Anti-inflammatory activity of injectable dexamethasone acetate-loaded nanostructured lipid carriers.

This work studied the intravenous injection formulation of nanostructured lipid carriers (NLCs) loaded with dexamethasone acetate (DA), a poorly water-soluble drug. The goal of this study was to design nanoparticles which could improve therapeutic efficacy of DA on inflammations. Based on the optimized results of single-factor screening experiment, DA-loaded NLCs (DA-NLCs) prepared by an emulsification-ultrasound method were found to be relatively uniform in size (178 ± 4 nm) with a negative zeta potential (-38 ± 4 mV). The average drug entrapment efficiency was 91 ± 3 %. In vitro release tests indicated DA-NLCs possessed a sustained release characteristic and the accumulative release percentage was near 80 % at 23 h. DA-NLCs exhibited an average peak concentration of DA (7.6 µg/ml) in the pleural exudate after intravenous administration to an experimental model of γ-carrageenan-induced pleuritis rats, which was 8.3 times higher than that of free DA (0.9 µg/ml). The γ-carrageenan-induced edema test showed that the anti-acute inflammatory activity of DA-NLCs was stronger than that of free drug at the same drug concentration (P<0.05). In addition, biodistribution results clearly indicated that DA-NLCs preferentially accumulated in mice livers and lungs after intravenous injection. These results revealed that injectable NLCs may serve as a promising carrier for DA, greatly enhancing the selective effect on inflammatory sites, reducing systematic side effects and may be a potential carrier to increase therapeutic efficacy on inflammatory diseases.

In vivo biodistribution, anti-inflammatory, and hepatoprotective effects of liver targeting dexamethasone acetate loaded nanostructured lipid carrier system.

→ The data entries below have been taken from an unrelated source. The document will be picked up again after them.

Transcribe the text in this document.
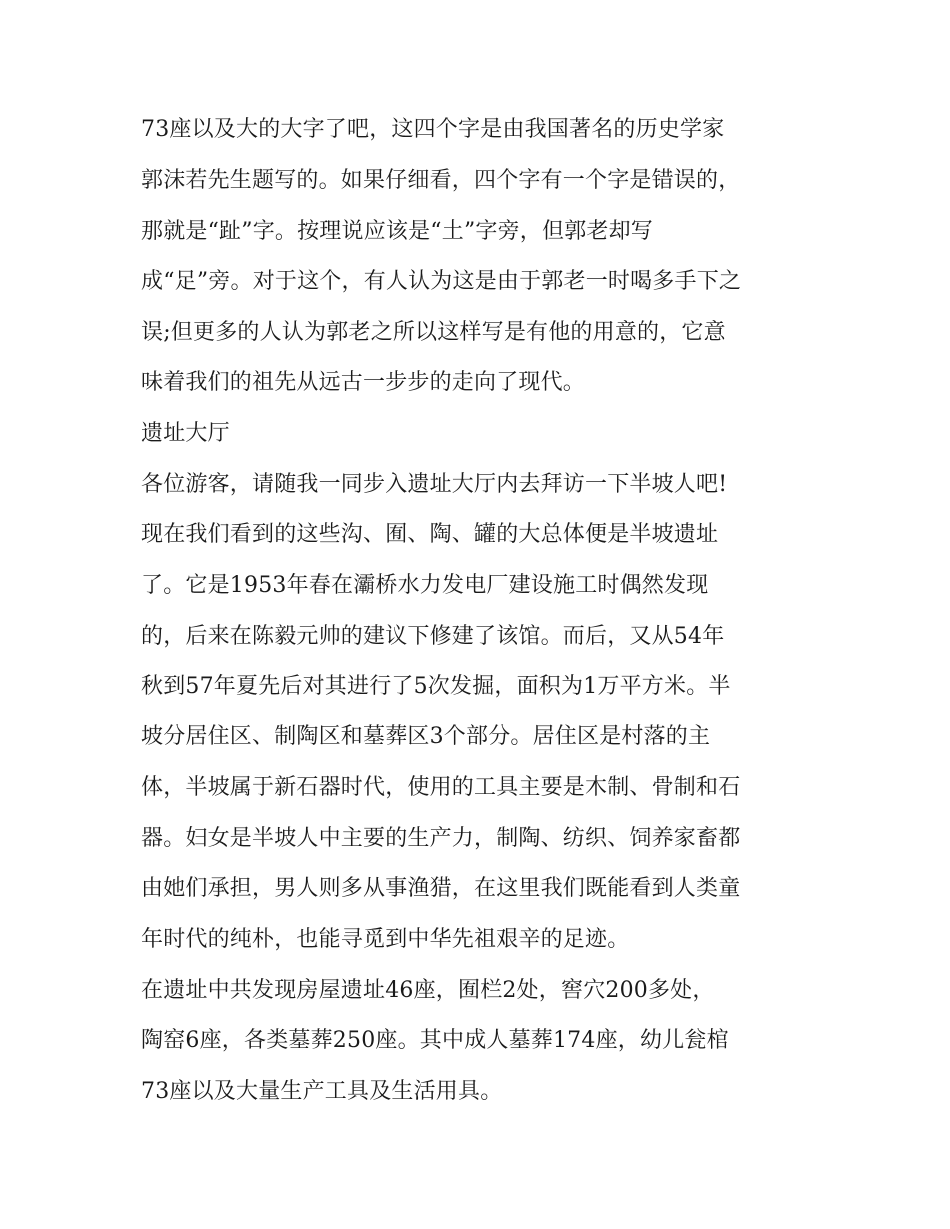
73座以及大的大字了吧，这四个字是由我国著名的历史学家
郭沫若先生题写的。如果仔细看，四个字有一个字是错误的，
那就是“趾”字。按理说应该是“土”字旁，但郭老却写
成“足”旁。对于这个，有人认为这是由于郭老一时喝多手下之
误;但更多的人认为郭老之所以这样写是有他的用意的，它意
味着我们的祖先从远古一步步的走向了现代。
遗址大厅
各位游客，请随我一同步入遗址大厅内去拜访一下半坡人吧!
现在我们看到的这些沟、囿、陶、罐的大总体便是半坡遗址
了。它是1953年春在灞桥水力发电厂建设施工时偶然发现
的，后来在陈毅元帅的建议下修建了该馆。而后，又从54年
秋到57年夏先后对其进行了5次发掘，面积为1万平方米。半
坡分居住区、制陶区和墓葬区3个部分。居住区是村落的主
体，半坡属于新石器时代，使用的工具主要是木制、骨制和石
器。妇女是半坡人中主要的生产力，制陶、纺织、饲养家畜都
由她们承担，男人则多从事渔猎，在这里我们既能看到人类童
年时代的纯朴，也能寻觅到中华先祖艰辛的足迹。
在遗址中共发现房屋遗址46座，囿栏2处，窖穴200多处，
陶窑6座，各类墓葬250座。其中成人墓葬174座，幼儿瓮棺
73座以及大量生产工具及生活用具。
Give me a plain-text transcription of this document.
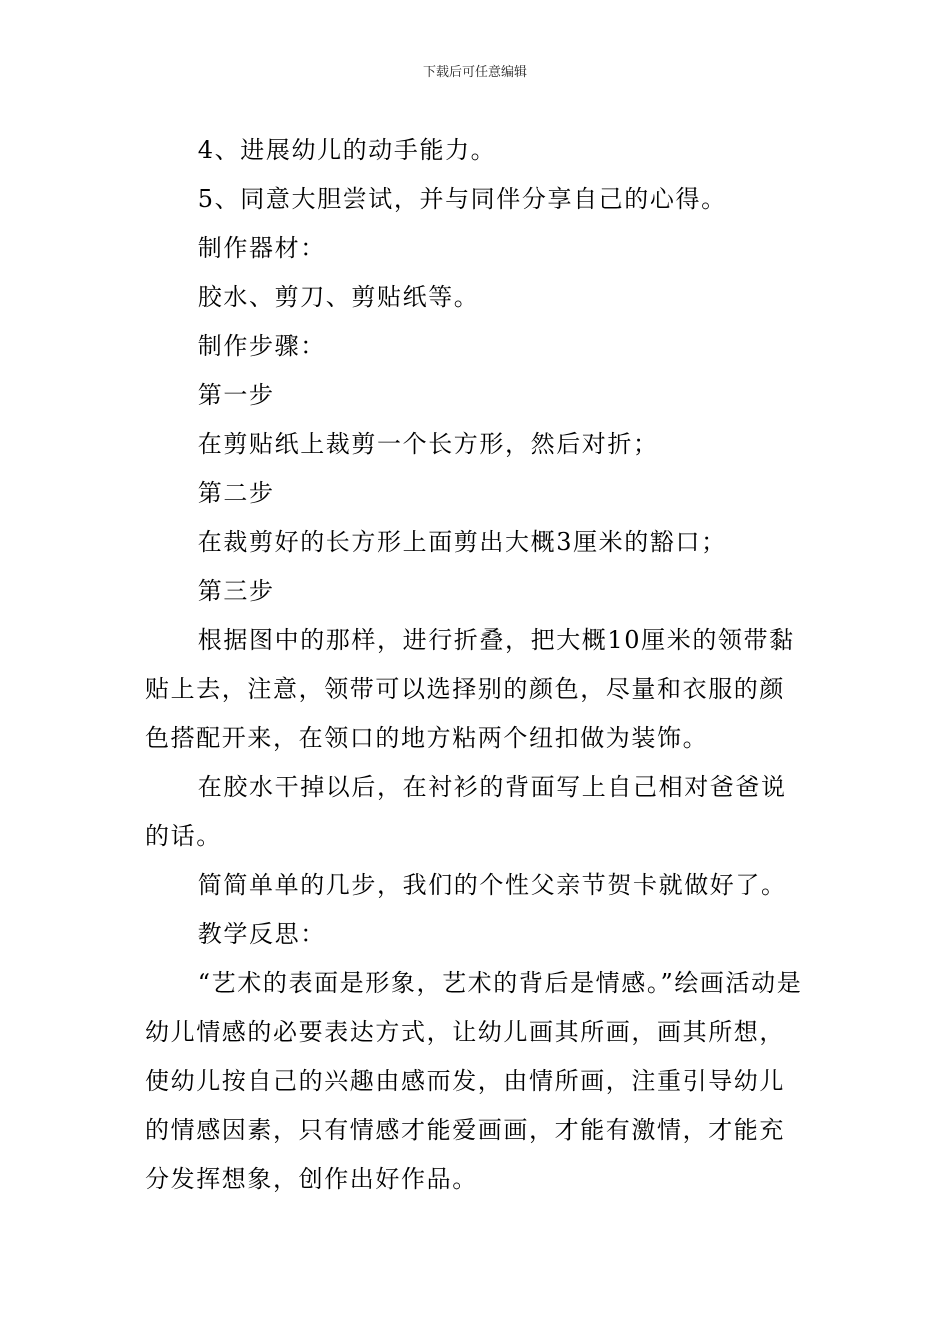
下载后可任意编辑

4、进展幼儿的动手能力。

5、同意大胆尝试，并与同伴分享自己的心得。

制作器材：

胶水、剪刀、剪贴纸等。

制作步骤：

第一步

在剪贴纸上裁剪一个长方形，然后对折；

第二步

在裁剪好的长方形上面剪出大概3厘米的豁口；

第三步

根据图中的那样，进行折叠，把大概10厘米的领带黏贴上去，注意，领带可以选择别的颜色，尽量和衣服的颜色搭配开来，在领口的地方粘两个纽扣做为装饰。

在胶水干掉以后，在衬衫的背面写上自己相对爸爸说的话。

简简单单的几步，我们的个性父亲节贺卡就做好了。

教学反思：

“艺术的表面是形象，艺术的背后是情感。”绘画活动是幼儿情感的必要表达方式，让幼儿画其所画，画其所想，使幼儿按自己的兴趣由感而发，由情所画，注重引导幼儿的情感因素，只有情感才能爱画画，才能有激情，才能充分发挥想象，创作出好作品。
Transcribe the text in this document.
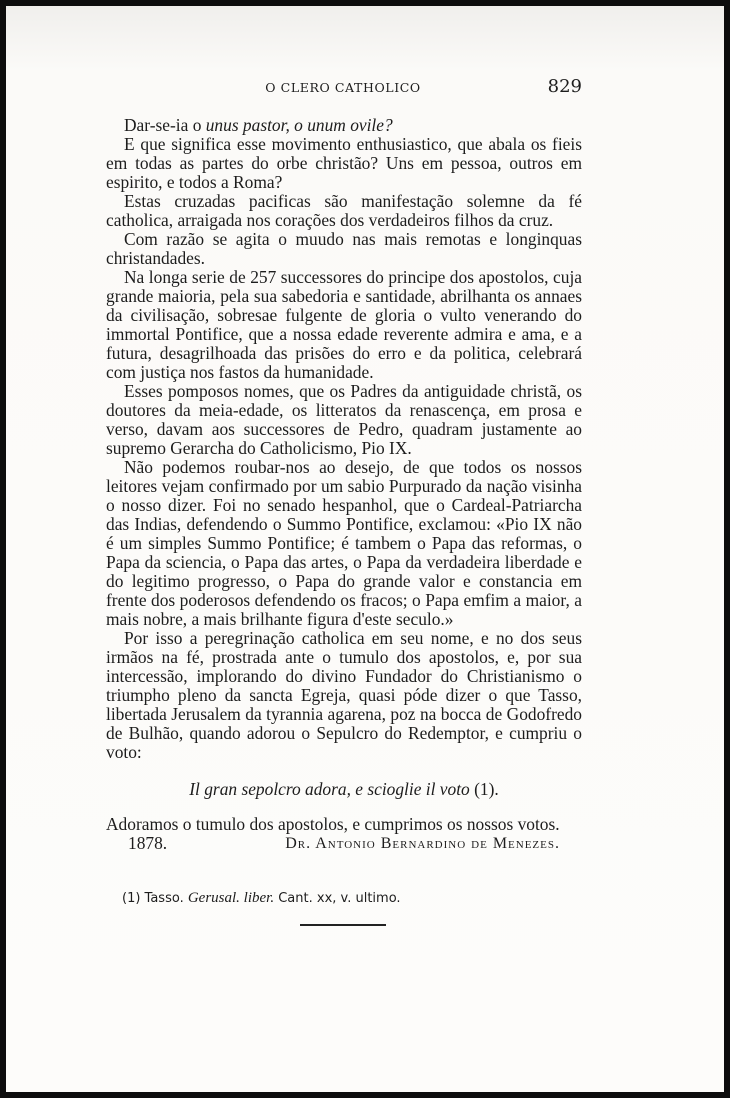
O CLERO CATHOLICO	829

Dar-se-ia o unus pastor, o unum ovile?

E que significa esse movimento enthusiastico, que abala os fieis em todas as partes do orbe christão? Uns em pessoa, outros em espirito, e todos a Roma?

Estas cruzadas pacificas são manifestação solemne da fé catholica, arraigada nos corações dos verdadeiros filhos da cruz.

Com razão se agita o muudo nas mais remotas e longinquas christandades.

Na longa serie de 257 successores do principe dos apostolos, cuja grande maioria, pela sua sabedoria e santidade, abrilhanta os annaes da civilisação, sobresae fulgente de gloria o vulto venerando do immortal Pontifice, que a nossa edade reverente admira e ama, e a futura, desagrilhoada das prisões do erro e da politica, celebrará com justiça nos fastos da humanidade.

Esses pomposos nomes, que os Padres da antiguidade christã, os doutores da meia-edade, os litteratos da renascença, em prosa e verso, davam aos successores de Pedro, quadram justamente ao supremo Gerarcha do Catholicismo, Pio IX.

Não podemos roubar-nos ao desejo, de que todos os nossos leitores vejam confirmado por um sabio Purpurado da nação visinha o nosso dizer. Foi no senado hespanhol, que o Cardeal-Patriarcha das Indias, defendendo o Summo Pontifice, exclamou: «Pio IX não é um simples Summo Pontifice; é tambem o Papa das reformas, o Papa da sciencia, o Papa das artes, o Papa da verdadeira liberdade e do legitimo progresso, o Papa do grande valor e constancia em frente dos poderosos defendendo os fracos; o Papa emfim a maior, a mais nobre, a mais brilhante figura d'este seculo.»

Por isso a peregrinação catholica em seu nome, e no dos seus irmãos na fé, prostrada ante o tumulo dos apostolos, e, por sua intercessão, implorando do divino Fundador do Christianismo o triumpho pleno da sancta Egreja, quasi póde dizer o que Tasso, libertada Jerusalem da tyrannia agarena, poz na bocca de Godofredo de Bulhão, quando adorou o Sepulcro do Redemptor, e cumpriu o voto:

Il gran sepolcro adora, e scioglie il voto (1).

Adoramos o tumulo dos apostolos, e cumprimos os nossos votos.

1878.	Dr. Antonio Bernardino de Menezes.

(1) Tasso. Gerusal. liber. Cant. xx, v. ultimo.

We aimed to evaluate whether the enhancement of the liver accumulation and anti-inflammatory activity of dexamethasone acetate (DXMA) could be achieved by incorporating it into nanostructured lipid carrier (NLCs). DXMA-NLCs were prepared using a film dispersion-ultrasonication method and characterized in terms of particle size, PDI, zeta potential, differential scanning calorimetry, drug loading capacity, encapsulation efficiency, and in vitro release. The biodistribution and pharmacokinetics of DXMA-NLCs in mice were significantly different from those of the DXMA solution (DXMA-sol). The peak concentration of DXMA-NLCs was obtained half an hour after intravenous administration. More than 55.62% of the total administrated dose was present in the liver. An increase of 2.57 fold in the area under the curve was achieved when compared with that of DXMA-sol. DXMA-NLCs exhibited a significant anti-inflammatory and hepatoprotective effect on carrageenan-induced rats and carbon tetrachloride-induced mice compared with DXMA-sol. However, the effect was not in proportion to the dosage. The intermediate and low dosages presented better effects than DXMA-sol. All results indicate that NLCs, as a novel carrier for DXMA, has potential for the treatment of liver diseases, increasing the cure efficiency and decreasing the side effects on other tissues.